Optimization methods for solving matrix equations

In this paper, we focus on using optimization methods to solve matrix equations by transforming the problem of solving the Sylvester matrix equation or continuous algebraic Riccati equation into an optimization problem. Initially, we use a constrained convex optimization method (CCOM) to solve the Sylvester matrix equation with $\ell_{2,1}$-norm, where we provide a convergence analysis and numerical examples of CCOM; however, the results show that the algorithm is not efficient. To address this issue, we employ classical quasi-Newton methods such as DFP and BFGS algorithms to solve the Sylvester matrix equation and present the convergence and numerical results of the algorithm.
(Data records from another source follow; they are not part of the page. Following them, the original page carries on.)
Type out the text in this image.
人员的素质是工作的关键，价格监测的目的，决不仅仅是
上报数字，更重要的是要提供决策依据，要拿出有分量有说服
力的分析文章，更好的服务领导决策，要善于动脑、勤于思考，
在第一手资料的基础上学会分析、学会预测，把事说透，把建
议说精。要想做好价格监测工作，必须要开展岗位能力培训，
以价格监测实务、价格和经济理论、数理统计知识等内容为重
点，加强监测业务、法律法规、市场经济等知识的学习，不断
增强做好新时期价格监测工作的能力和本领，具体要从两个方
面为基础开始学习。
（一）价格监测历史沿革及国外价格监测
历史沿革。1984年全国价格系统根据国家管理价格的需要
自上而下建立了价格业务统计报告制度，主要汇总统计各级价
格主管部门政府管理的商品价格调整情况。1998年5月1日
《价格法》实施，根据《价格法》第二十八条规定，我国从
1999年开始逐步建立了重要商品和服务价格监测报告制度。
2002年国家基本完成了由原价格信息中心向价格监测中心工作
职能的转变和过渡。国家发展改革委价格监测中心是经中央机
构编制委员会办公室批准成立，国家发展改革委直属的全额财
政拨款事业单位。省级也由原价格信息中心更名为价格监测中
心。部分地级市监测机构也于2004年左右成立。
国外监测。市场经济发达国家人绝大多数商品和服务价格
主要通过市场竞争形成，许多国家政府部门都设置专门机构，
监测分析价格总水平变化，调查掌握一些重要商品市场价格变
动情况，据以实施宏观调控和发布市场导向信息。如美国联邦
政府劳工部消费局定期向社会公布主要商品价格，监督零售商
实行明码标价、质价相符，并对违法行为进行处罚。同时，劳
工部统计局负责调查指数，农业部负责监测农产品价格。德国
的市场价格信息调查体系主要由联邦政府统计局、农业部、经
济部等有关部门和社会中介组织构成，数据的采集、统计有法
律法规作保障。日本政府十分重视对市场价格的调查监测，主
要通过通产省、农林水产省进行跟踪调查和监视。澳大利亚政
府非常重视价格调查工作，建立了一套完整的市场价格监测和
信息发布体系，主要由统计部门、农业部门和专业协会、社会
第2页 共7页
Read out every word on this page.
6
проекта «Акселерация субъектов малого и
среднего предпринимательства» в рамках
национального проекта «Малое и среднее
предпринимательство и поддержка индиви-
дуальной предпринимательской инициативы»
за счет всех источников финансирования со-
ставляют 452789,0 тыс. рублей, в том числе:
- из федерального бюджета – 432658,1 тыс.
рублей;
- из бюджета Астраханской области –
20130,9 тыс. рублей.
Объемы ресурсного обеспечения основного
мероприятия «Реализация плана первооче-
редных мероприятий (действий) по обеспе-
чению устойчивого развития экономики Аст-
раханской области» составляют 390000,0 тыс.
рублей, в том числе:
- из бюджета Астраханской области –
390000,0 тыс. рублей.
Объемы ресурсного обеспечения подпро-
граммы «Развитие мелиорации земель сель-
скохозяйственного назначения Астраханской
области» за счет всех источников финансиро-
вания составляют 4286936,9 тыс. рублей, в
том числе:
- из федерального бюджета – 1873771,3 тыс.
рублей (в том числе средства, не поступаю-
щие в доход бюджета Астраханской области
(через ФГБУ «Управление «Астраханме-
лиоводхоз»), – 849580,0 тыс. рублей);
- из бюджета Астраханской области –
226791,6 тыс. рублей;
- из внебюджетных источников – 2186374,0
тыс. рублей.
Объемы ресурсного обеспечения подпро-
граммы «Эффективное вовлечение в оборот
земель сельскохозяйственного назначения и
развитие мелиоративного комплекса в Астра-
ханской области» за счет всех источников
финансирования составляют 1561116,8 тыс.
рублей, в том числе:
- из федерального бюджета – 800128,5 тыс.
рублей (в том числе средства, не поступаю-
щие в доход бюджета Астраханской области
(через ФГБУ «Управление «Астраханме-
Additionally, we compare these algorithms with the CG algorithm and AR algorithm, and our results demonstrate that the presented algorithms are effective. Furthermore, we propose a unified framework of the alternating direction multiplier method (ADMM) for directly solving the continuous algebraic Riccati equation (CARE), and we provide the convergence and numerical results of ADMM. Our experimental results indicate that ADMM is an effective optimization algorithm for solving CARE. Finally, to improve the effectiveness of the optimization method for solving Riccati equation, we propose the Newton-ADMM algorithm framework, where the outer iteration of this method is the classical Newton method, and the inner iteration involves using ADMM to solve Lyapunov matrix equations inexactly. We also provide the convergence and numerical results of this algorithm, which our results demonstrate are more efficient than ADMM for solving CARE.